Is Church Overstimulated?

The following was published in our church’s’ weekly newsletter.  It is written by our head minister, David Spain.  I found it interesting and thought-provoking enough to post it here.

I hope you enjoy.

A couple of weeks ago I saw a billboard on the north side of Norman that read – “Rethink Church: Life is exciting, church should be also.”  the message stirred some thoughts as I drove on.

It seems a couple of assumptions are being made.  First, that life is exciting.  At times that is true; many times it is not.  A deeper concern for me though is the presumption that life should be exciting, that the only kind of life worth living is a life that is being constantly stimulated or entertained.  One of our culture’s major problems is the expectation that life should be entertaining and exciting, and anything that falls short of that gives one license to seek something else.  I’ll stay committed to (fill in the blank here) as long as you keep me excited and entertained.  The demand for excitement is out of balance and it leads to the objectification of relationships and to a utilitarian perspective of life.

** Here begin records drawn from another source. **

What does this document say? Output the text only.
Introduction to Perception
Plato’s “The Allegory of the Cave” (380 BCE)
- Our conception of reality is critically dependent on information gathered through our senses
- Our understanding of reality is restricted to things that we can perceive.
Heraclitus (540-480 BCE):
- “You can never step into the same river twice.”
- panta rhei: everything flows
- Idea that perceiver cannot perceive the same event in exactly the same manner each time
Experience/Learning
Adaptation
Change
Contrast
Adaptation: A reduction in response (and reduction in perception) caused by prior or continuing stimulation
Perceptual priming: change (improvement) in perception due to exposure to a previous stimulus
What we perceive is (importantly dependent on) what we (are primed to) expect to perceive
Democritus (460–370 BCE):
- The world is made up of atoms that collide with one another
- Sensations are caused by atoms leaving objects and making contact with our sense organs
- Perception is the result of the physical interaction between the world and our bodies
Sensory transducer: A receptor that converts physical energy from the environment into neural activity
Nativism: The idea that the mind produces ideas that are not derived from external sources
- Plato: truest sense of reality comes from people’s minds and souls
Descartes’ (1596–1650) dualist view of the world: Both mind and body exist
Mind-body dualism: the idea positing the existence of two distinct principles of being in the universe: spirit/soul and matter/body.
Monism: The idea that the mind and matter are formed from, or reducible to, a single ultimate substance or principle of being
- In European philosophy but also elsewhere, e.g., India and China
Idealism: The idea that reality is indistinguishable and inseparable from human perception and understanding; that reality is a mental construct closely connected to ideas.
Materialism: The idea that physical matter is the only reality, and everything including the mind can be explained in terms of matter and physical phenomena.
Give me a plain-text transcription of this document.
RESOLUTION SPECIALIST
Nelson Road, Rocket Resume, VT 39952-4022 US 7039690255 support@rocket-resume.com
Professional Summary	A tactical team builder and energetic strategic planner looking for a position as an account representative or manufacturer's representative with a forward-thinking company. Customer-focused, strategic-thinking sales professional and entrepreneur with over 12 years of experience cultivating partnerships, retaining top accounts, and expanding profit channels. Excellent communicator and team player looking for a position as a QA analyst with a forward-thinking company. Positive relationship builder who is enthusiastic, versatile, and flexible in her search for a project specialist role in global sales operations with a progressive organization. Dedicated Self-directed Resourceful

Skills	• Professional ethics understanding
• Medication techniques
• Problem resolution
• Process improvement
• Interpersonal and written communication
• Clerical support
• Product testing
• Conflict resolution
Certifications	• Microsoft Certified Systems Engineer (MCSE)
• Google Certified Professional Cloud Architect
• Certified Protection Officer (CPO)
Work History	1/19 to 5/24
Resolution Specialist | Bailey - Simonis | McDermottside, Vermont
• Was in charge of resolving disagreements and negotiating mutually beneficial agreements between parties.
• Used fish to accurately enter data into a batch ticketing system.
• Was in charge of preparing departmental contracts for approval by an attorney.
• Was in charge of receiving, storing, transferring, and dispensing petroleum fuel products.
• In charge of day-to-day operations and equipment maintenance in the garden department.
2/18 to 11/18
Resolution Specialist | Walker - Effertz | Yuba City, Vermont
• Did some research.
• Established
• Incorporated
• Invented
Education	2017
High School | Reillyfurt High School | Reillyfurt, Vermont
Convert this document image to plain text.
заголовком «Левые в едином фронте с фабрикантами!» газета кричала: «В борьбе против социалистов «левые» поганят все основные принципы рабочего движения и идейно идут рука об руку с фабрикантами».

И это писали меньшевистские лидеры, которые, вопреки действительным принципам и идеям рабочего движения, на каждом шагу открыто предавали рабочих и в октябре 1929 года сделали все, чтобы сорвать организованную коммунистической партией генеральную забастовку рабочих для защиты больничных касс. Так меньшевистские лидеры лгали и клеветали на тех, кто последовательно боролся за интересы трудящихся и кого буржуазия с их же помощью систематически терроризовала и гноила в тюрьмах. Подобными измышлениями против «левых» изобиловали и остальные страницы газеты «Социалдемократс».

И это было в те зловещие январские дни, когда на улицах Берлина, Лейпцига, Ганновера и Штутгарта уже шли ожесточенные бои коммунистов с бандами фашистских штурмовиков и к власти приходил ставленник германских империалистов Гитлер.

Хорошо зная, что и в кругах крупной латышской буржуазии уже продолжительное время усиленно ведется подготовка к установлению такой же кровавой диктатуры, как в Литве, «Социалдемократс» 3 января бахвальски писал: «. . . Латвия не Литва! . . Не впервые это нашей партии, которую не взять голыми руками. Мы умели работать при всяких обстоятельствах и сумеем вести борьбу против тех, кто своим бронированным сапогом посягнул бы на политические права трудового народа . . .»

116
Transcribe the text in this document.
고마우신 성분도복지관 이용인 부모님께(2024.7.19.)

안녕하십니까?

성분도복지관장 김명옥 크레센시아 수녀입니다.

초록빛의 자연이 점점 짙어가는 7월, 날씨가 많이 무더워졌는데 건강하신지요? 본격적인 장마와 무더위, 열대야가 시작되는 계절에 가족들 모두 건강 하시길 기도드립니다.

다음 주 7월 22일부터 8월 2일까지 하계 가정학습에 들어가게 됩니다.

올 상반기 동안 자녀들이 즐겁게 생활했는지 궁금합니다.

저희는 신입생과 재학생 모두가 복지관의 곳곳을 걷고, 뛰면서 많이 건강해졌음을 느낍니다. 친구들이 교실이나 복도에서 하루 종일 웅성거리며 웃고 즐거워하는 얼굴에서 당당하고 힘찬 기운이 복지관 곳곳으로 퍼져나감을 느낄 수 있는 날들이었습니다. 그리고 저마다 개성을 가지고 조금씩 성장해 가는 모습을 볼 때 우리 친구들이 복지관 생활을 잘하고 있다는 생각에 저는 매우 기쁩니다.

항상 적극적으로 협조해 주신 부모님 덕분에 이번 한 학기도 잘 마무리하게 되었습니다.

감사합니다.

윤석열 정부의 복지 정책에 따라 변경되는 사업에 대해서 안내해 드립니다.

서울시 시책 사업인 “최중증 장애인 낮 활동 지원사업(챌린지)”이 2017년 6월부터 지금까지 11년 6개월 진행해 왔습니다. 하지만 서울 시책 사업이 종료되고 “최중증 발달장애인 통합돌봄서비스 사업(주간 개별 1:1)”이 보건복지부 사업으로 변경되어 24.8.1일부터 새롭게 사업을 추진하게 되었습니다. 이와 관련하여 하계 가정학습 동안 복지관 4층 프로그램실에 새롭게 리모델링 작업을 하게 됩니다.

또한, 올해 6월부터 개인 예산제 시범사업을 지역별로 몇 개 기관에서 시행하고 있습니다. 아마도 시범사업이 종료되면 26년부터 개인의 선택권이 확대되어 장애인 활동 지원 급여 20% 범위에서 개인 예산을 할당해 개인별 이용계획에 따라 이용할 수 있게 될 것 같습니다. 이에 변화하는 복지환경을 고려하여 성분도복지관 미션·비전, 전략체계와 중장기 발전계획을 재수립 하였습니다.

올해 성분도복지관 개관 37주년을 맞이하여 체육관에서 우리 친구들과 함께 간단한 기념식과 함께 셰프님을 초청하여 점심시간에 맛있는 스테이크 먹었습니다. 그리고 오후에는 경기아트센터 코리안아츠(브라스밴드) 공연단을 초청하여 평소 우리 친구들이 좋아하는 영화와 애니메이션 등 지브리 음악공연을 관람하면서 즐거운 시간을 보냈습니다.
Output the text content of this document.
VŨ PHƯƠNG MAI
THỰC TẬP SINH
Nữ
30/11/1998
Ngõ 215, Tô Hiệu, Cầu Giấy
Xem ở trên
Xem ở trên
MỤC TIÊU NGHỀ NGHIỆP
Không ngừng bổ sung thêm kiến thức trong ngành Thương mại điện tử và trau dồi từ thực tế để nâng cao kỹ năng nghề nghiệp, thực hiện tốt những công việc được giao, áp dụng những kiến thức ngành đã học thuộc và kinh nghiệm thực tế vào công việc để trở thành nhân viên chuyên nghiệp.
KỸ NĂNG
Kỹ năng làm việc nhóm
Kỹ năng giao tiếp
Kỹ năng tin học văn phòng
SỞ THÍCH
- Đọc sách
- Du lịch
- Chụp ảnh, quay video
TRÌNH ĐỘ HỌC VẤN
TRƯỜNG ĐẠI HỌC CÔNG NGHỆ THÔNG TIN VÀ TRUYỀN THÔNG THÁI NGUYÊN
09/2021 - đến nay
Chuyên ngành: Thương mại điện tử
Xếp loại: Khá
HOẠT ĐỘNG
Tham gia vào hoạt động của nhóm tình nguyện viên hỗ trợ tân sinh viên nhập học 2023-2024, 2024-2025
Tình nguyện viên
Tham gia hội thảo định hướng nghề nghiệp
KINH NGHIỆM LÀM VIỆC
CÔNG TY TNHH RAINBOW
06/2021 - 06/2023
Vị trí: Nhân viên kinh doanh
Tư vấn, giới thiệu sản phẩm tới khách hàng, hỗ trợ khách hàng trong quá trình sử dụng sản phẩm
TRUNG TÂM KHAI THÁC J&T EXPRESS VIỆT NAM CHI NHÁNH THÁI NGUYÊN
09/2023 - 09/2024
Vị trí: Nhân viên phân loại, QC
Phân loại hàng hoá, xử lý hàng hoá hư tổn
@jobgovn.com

A second assumption is that church should be exciting.  If this is a reflection of culture’s addictive demands for excitement, then I could not disagree more.  To have the perspective that church is to do for me what culture should do for me is to place religion as a servant to the idolatry of self-satisfaction and turns God into one more item for consumption.  It leads to an approach to worship and church that looks to satisfy the consumer, and the measure of good worship is simply did I feel entertained, stimulated, and perhaps diverted or distracted from anything significant.  It is all about “feeling good.”

When considering church, I prefer the word engaging as opposed to exciting.  I do believe church/worship should be engaging, which at times could be exciting, but it would also include reflection, confession, forgiveness, challenge, repentance, reconciliation, commitment, thanksgiving, service, covenant, joy, mercy, love.  In a culture bowing to the idols of excitement and immediate gratification, church and worship are one of the few venues where genuine consideration is given to how one lives life.  If engagement is sacrificed at the altar of stimulation, then where indeed will people go to grow?

So, in spite of my negative reaction to the billboard’s advertisement, I guess it did its work.  It stirred some reflection, and it helped me to realize that I am all for rethinking church; I’m just opposed to unthinking church.  What do you think?